“‘The glory of this latter temple shall be greater than the former,’ says the Lord of hosts. ‘And in this place I will give peace,’ says the Lord of hosts.”
The sermons from Haggai and Zechariah stirred the people to return to the work of rebuilding the Temple. Because of their dedication, it did not take long before walls were erected and priestly ministry restored. The completed Temple had a dual affect upon the people. Some celebrated, while others wept. Those who wept did so because they remembered how glorious Solomon’s Temple had been, then they looked at the rudimentary structure they had built to replace it. Haggai’s message was directed to them. He declared, this new Temple was actually more glorious than the one it replaced. It’s glory was not in the expense required to build it, or in its intrinsic value, but in what would take place within it.
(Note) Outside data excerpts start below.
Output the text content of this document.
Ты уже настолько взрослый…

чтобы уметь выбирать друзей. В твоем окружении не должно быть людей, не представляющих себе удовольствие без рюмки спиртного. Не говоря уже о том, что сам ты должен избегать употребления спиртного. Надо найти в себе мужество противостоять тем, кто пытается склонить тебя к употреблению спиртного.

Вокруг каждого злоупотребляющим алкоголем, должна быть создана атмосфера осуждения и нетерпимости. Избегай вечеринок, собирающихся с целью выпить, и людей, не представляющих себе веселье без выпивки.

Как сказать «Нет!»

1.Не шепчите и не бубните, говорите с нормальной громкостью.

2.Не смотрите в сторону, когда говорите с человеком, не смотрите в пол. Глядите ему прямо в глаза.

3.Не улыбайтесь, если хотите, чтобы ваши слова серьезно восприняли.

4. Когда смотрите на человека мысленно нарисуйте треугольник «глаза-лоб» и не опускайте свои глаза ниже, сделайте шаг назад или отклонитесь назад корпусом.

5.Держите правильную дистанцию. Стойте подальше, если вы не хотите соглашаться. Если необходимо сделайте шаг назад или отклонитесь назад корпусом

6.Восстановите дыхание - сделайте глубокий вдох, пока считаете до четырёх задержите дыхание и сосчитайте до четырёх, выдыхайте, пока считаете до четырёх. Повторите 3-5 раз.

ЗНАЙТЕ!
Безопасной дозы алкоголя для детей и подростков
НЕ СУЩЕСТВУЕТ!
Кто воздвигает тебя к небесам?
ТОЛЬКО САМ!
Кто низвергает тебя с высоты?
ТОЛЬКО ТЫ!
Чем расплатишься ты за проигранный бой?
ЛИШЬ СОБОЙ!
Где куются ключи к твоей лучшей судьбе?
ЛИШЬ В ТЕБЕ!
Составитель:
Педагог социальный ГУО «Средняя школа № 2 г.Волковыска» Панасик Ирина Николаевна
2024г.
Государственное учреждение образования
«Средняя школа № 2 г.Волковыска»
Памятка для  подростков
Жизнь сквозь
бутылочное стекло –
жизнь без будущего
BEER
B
Five hundred years after Zerubbabel completed the Temple, Jesus was born. It was this refurbished Temple upon whose steps Jesus taught. It was from here, he declared that anyone who comes to Him will have living water flow out of them, like a spring of everlasting life. It was just outside this Temple where he would be arrested, beaten and crucified. And it was the veil of this Temple that was torn, giving us access to God when we receive Christ.
As glorious as the first Temple may have been, the glory of the second outshines it in every way. What a joy to know that we no longer need a building in order to access God. It is through the work of Christ, that we can have an intimate relationship with God.